Il est donc temps pour les mouvements pédagogiques, les associations d’Education Populaire et de nombreux syndicalistes placent dans cette nouvelle perspective et avec un sentiment d’urgence, les questions qu’ils se posaient en 2010 : «Quelle place et quels moyens veut-on donner à l'éducation dans notre pays et en Europe ? Quel citoyen veut-on préparer ? Quelle capacité à vivre ensemble dans une société solidaire et plus juste voulons-nous forger ? Quelles connaissances, quels savoirs, quelles compétences et quelles qualifications seront indispensables aux jeunes pour cela ? Quelle place auront-ils dans la construction de leur propre avenir ? » (Appel de Bobigny).


  • III/ « MA » CONTRIBUTION


Cet Etat des lieux et cette proposition de Plan B pour l’Education expriment un certain nombre d’idées qui fermentent inévitablement dans chacune de ces associations. MON espoir : qu’ils servent de catalyseur. Il suffirait alors que tel ou telle destinataire qui y exercent des responsabilités, prenne l’initiative de proposer une première rencontre.

MA contribution se limitera ci-après, à reprendre et développer un certain nombre d’idées et de propositions mises en circulation depuis 2009 (« AVANT QU’IL SOIT TROP TARD »). Elles sont issues d’une très longue expérience… et de l’intelligence collective .





CONTRIBUTION


1 / PREMIERS OBJECTIFS PEDAGOGIQUES.


Un Manifeste (2016), (1) un Appel (2018), (2), se reconnaissent dans les travaux du sociologue et philosophe EDGAR MORIN qui évoque :


«… la nécessité d’une pensée apte à relever le défi de la complexité du réel, c’est-à-dire de saisir les liaisons, interactions et implications mutuelles »

et qui précise : « Notre école doit devenir une école de la construction de l’identité planétaire et des valeurs de solidarité et d’équité universelles. Elle doit devenir une école de la compréhension des grands enjeux sociaux, économiques et environnementaux, en même temps qu’une école de l’engagement local, de la participation et de la renaissance de la démocratie authentique. Une école de la transformation des relations sociales, du dialogue interculturel et de la valorisation des différences ».

« Ceci implique une approche systémique, véritable révolution dans la manière de penser le monde et de se penser dans le monde. Il faut apprendre à relier les éléments entre eux, montrer à quel point l’être humain est inscrit dans un ensemble et à quel point, chaque fois qu’il agit sur un des éléments, cela retentit sur la totalité. Il s’agit de permet aux individus de comprendre comment fonctionne le vaste monde dans lequel ils se trouvent; il s’agit de leur montrer comment, de fait et quoi qu’ils en pensent, ils disposent d’un pouvoir bien réel d’agir sur le monde et cela, tant au niveau local qu’au niveau national ou planétaire ».
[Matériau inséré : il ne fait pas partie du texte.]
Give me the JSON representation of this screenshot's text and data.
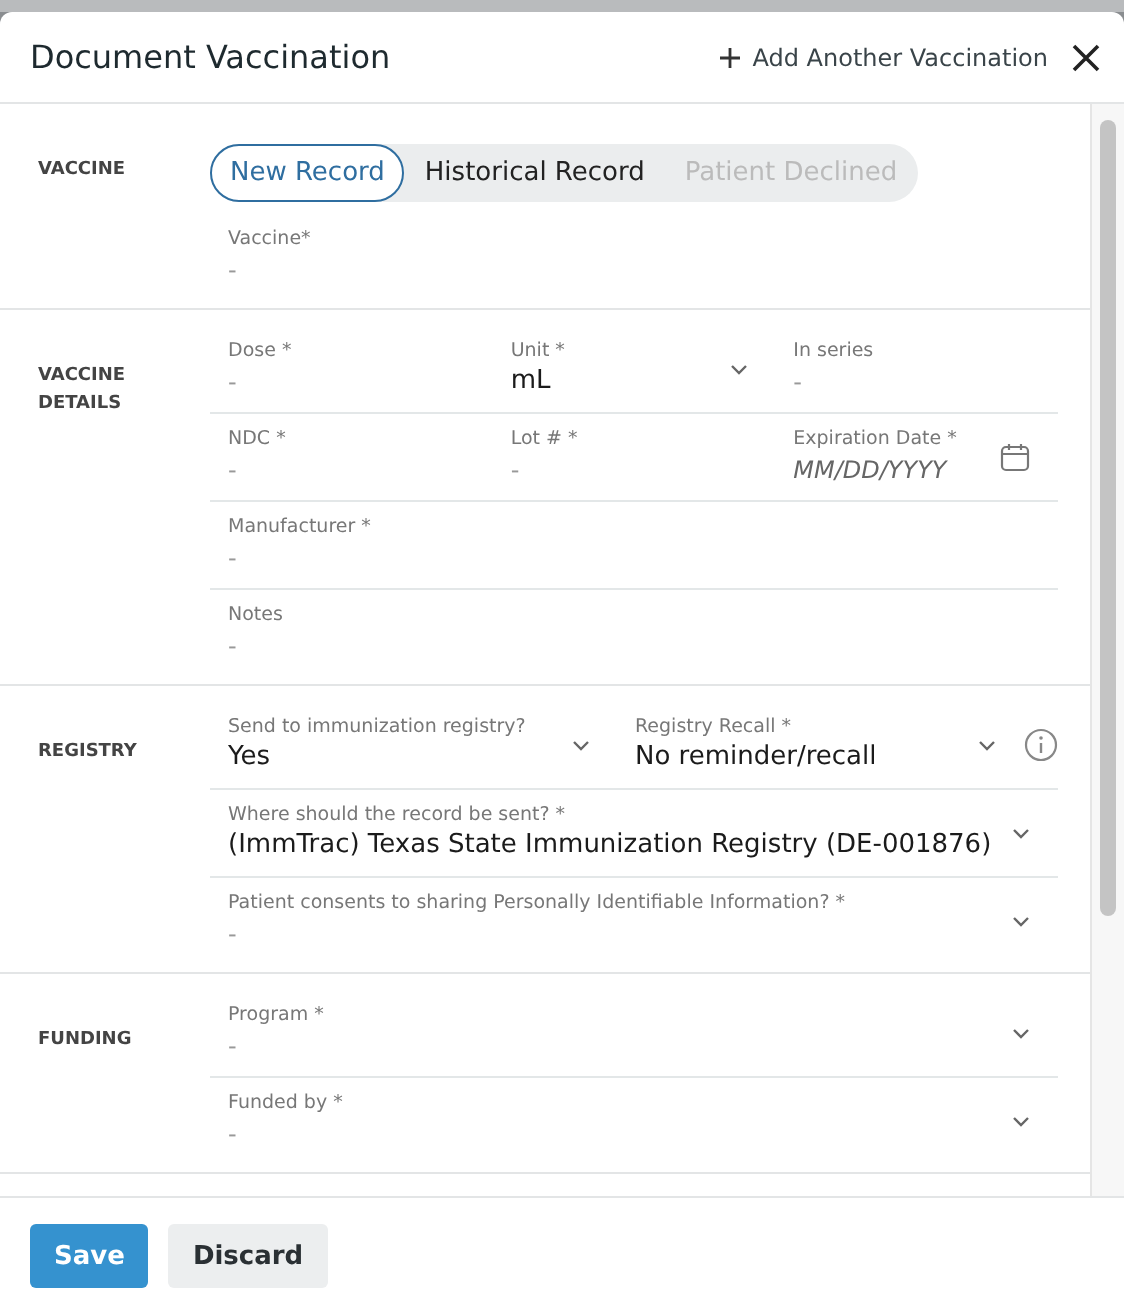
{
  "dialog": {
    "title": "Document Vaccination",
    "add_action": "Add Another Vaccination"
  },
  "sections": [
    {
      "label": "VACCINE",
      "segments": [
        {
          "label": "New Record",
          "selected": true,
          "disabled": false
        },
        {
          "label": "Historical Record",
          "selected": false,
          "disabled": false
        },
        {
          "label": "Patient Declined",
          "selected": false,
          "disabled": true
        }
      ],
      "rows": [
        {
          "fields": [
            {
              "kind": "text",
              "label": "Vaccine*",
              "placeholder": "-"
            }
          ]
        }
      ]
    },
    {
      "label": "VACCINE DETAILS",
      "rows": [
        {
          "fields": [
            {
              "kind": "text",
              "label": "Dose *",
              "placeholder": "-"
            },
            {
              "kind": "select",
              "label": "Unit *",
              "value": "mL"
            },
            {
              "kind": "text",
              "label": "In series",
              "placeholder": "-"
            }
          ]
        },
        {
          "fields": [
            {
              "kind": "text",
              "label": "NDC *",
              "placeholder": "-"
            },
            {
              "kind": "text",
              "label": "Lot # *",
              "placeholder": "-"
            },
            {
              "kind": "date",
              "label": "Expiration Date *",
              "placeholder": "MM/DD/YYYY"
            }
          ]
        },
        {
          "fields": [
            {
              "kind": "text",
              "label": "Manufacturer *",
              "placeholder": "-"
            }
          ]
        },
        {
          "fields": [
            {
              "kind": "text",
              "label": "Notes",
              "placeholder": "-"
            }
          ]
        }
      ]
    },
    {
      "label": "REGISTRY",
      "rows": [
        {
          "info": true,
          "fields": [
            {
              "kind": "select",
              "label": "Send to immunization registry?",
              "value": "Yes"
            },
            {
              "kind": "select",
              "label": "Registry Recall *",
              "value": "No reminder/recall"
            }
          ]
        },
        {
          "fields": [
            {
              "kind": "select",
              "label": "Where should the record be sent? *",
              "value": "(ImmTrac) Texas State Immunization Registry (DE-001876)"
            }
          ]
        },
        {
          "fields": [
            {
              "kind": "select",
              "label": "Patient consents to sharing Personally Identifiable Information? *",
              "placeholder": "-"
            }
          ]
        }
      ]
    },
    {
      "label": "FUNDING",
      "rows": [
        {
          "fields": [
            {
              "kind": "select",
              "label": "Program *",
              "placeholder": "-"
            }
          ]
        },
        {
          "fields": [
            {
              "kind": "select",
              "label": "Funded by *",
              "placeholder": "-"
            }
          ]
        }
      ]
    }
  ],
  "buttons": [
    {
      "label": "Save",
      "kind": "primary"
    },
    {
      "label": "Discard",
      "kind": "secondary"
    }
  ]
}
Il resterait à décliner chaque concept évoqué, dans un langage et une forme accessibles au plus grand nombre, notamment aux parents, et d’une manière technique et concrète pour les professionnels et militants appelés à les mettre en application.


2 / ENSEIGNEMENTS DE L’EXPERIMENTATION


Certaines expérimentations s’inscrivent, plus ou moins explicitement, dans la perspective d’une alternative. Les mouvements pédagogiques pourraient en faire l’inventaire, on peut penser aux établissements « autogérés », Auto-Ecole… et espérer la contribution des associations d’Education Populaire, celle des municipalités innovantes…


Une expérimentation ambitieuse et de longue durée (30 ans) a eu lieu à Grenoble(3). Elle mérite examen du fait qu’elle a débouché sur un concept alternatif : LA SOCIETE EDUCATRICE. Il est possible de retenir des idées et des pratiques qui y ont été mises en œuvre ces :


8 sujets de réflexion :


  • 1/ démocratie participative pour discuter le projet initial (« ouverture de l’école » et mise en synergies des différents services existant dans un quartier) et pour examiner les conditions de sa mise en œuvre. Un projet de charte a été rédigé définissant les grandes lignes de la recherche-action dans laquelle les candidats se considèrent (moralement) engagés. Elle devrait s’imposer lors de l’élaboration du PLAN B


  • 2/ouverture de l’école. Elle s’opère sur le quartier, sur l’environnement dans tous les sens du terme. L’école ne peut être un « sanctuaire » à l’abri du monde alors que les enfants en perçoivent ses réalités. Quand celles-ci se manifestent, elles ont examinées et peuvent justifier des actions pour les transformer. Le PLAN B implique nécessairement l’ouverture ainsi conçue.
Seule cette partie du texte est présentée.